How Email Can Be a Newsroom’s Top Revenue Driver (The Fix)

Journalist David Tvrdon wrote up a resource-packed interview with Dan Oshinsky, the former newsletters director of The New Yorker and BuzzFeed about why your newsroom should have a newsletter strategy. While Oshinsky credits the piece’s best quote to ex-colleague Jonathan Perelman (“Content is king, but distribution is queen“) he points out that distribution wears the pants. “The stories, the reporting a newsroom does, is so important. But if you don’t have a way to get stories out to readers, you’re in trouble.” Don’t miss the round-up that gets straight to implementation: 7 tips for your newsletter, and Oshinsky’s slide presentation 25 Ways to Sign Someone Up For Your Newsletter.

UN Resolution on the Safety of Journalists (Article 19)

Earlier this month, the UN Human Rights Council (UNHRC) — led by Austria, Brazil, France, Greece, Morocco, Qatar, and Tunisia — adopted a new resolution on the safety of journalists. According to a statement by Article 19, which supported the move, the UNHRC has considered resolutions on the safety of journalists every two years, with “each iteration setting increasingly progressive standards.” But while the group welcomed the “increased support,” it found the lack of implementation unacceptable: “With impunity for crimes against journalists as high as 90% worldwide, it is critical that action is now taken.”

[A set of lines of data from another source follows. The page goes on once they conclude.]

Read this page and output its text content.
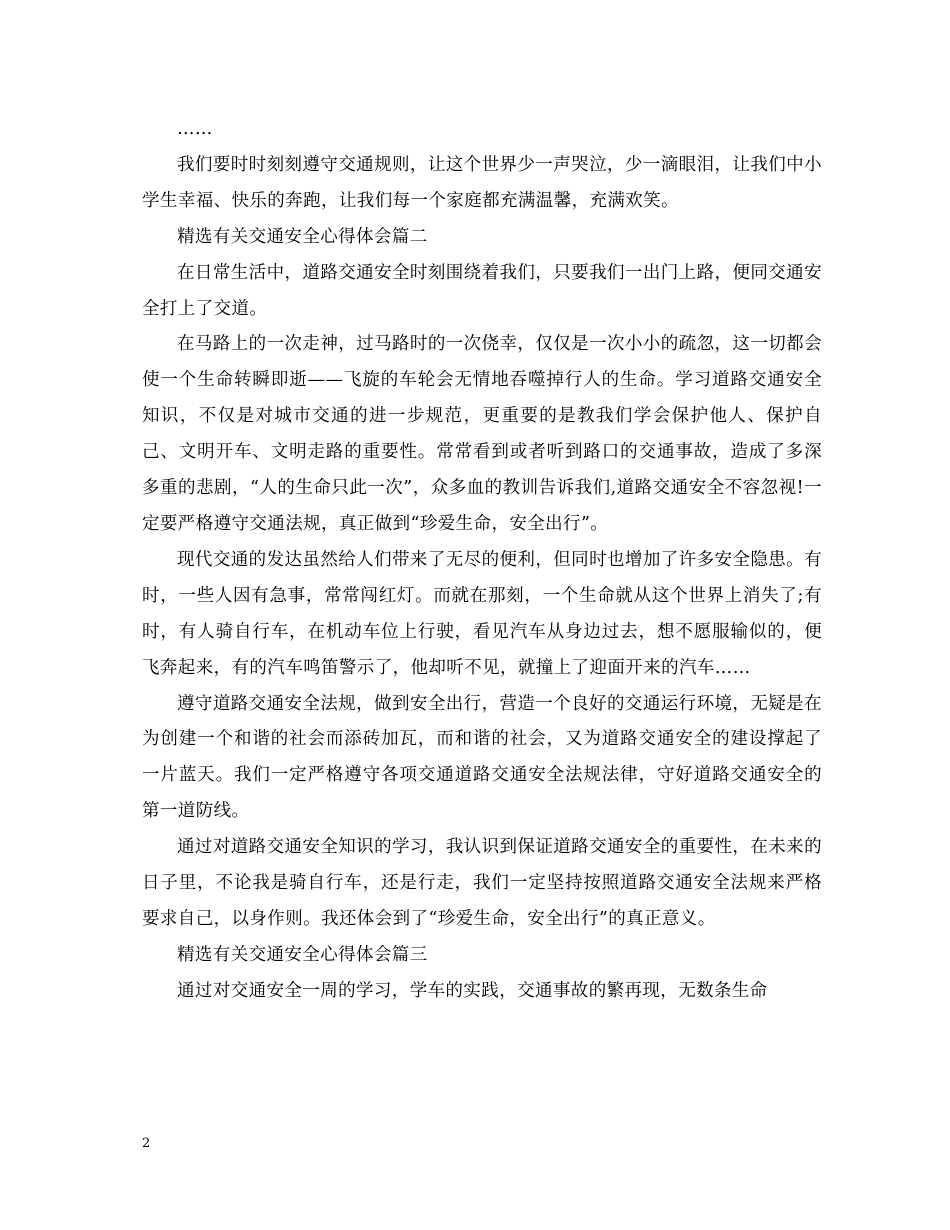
……

我们要时时刻刻遵守交通规则，让这个世界少一声哭泣，少一滴眼泪，让我们中小学生幸福、快乐的奔跑，让我们每一个家庭都充满温馨，充满欢笑。

精选有关交通安全心得体会篇二

在日常生活中，道路交通安全时刻围绕着我们，只要我们一出门上路，便同交通安全打上了交道。

在马路上的一次走神，过马路时的一次侥幸，仅仅是一次小小的疏忽，这一切都会使一个生命转瞬即逝——飞旋的车轮会无情地吞噬掉行人的生命。学习道路交通安全知识，不仅是对城市交通的进一步规范，更重要的是教我们学会保护他人、保护自己、文明开车、文明走路的重要性。常常看到或者听到路口的交通事故，造成了多深多重的悲剧，“人的生命只此一次”，众多血的教训告诉我们,道路交通安全不容忽视!一定要严格遵守交通法规，真正做到“珍爱生命，安全出行”。

现代交通的发达虽然给人们带来了无尽的便利，但同时也增加了许多安全隐患。有时，一些人因有急事，常常闯红灯。而就在那刻，一个生命就从这个世界上消失了;有时，有人骑自行车，在机动车位上行驶，看见汽车从身边过去，想不愿服输似的，便飞奔起来，有的汽车鸣笛警示了，他却听不见，就撞上了迎面开来的汽车……

遵守道路交通安全法规，做到安全出行，营造一个良好的交通运行环境，无疑是在为创建一个和谐的社会而添砖加瓦，而和谐的社会，又为道路交通安全的建设撑起了一片蓝天。我们一定严格遵守各项交通道路交通安全法规法律，守好道路交通安全的第一道防线。

通过对道路交通安全知识的学习，我认识到保证道路交通安全的重要性，在未来的日子里，不论我是骑自行车，还是行走，我们一定坚持按照道路交通安全法规来严格要求自己，以身作则。我还体会到了“珍爱生命，安全出行”的真正意义。

精选有关交通安全心得体会篇三

通过对交通安全一周的学习，学车的实践，交通事故的繁再现，无数条生命

2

Why Your Pitch Was Turned Down — From The Editors Themselves (The Writing Cooperative)

Before you sit down to write your next pitch, take five minutes to read this advice from writer Ben Sledge, beginning with: “Take 15 minutes to read through the site you’re pitching to.” Sledge spoke to editors at The Telegraph, The Independent, and The New York Times, who all offered up important basics about what makes them pay attention to a pitch that lands in their inboxes. For the audiophiles, there’s The GroundTruth Project’s Do’s and don’ts of pitching audio stories — advice from Matthew Bell, assignment editor for Public Radio International’s The World. If you want to dig more into pitching, GIJN’s guide has plenty.

How The Day Partnered with a Nonprofit to Raise Nearly $90,000 (Better News)

Better News is encouraging you to steal and adapt ideas from its latest piece showcasing innovative ideas from the Knight-Lenfest Newsroom Initiative. This one focuses on The Day, a newspaper in the US state of Connecticut, which partnered with the Local Media Foundation to support its COVID-19 coverage, ultimately crowdfunding nearly $90,000. The publication’s digital news director, Carlos Virgen, talks about how they set up the partnership and how the newsroom and the community came together.


Tanya Pampalone is GIJN’s managing editor. The former executive editor of the Mail & Guardian and head of audience development at the African arm of The Conversation, she is executive producer of One Night in Snake Park, an in-depth podcast on xenophobic violence in South Africa.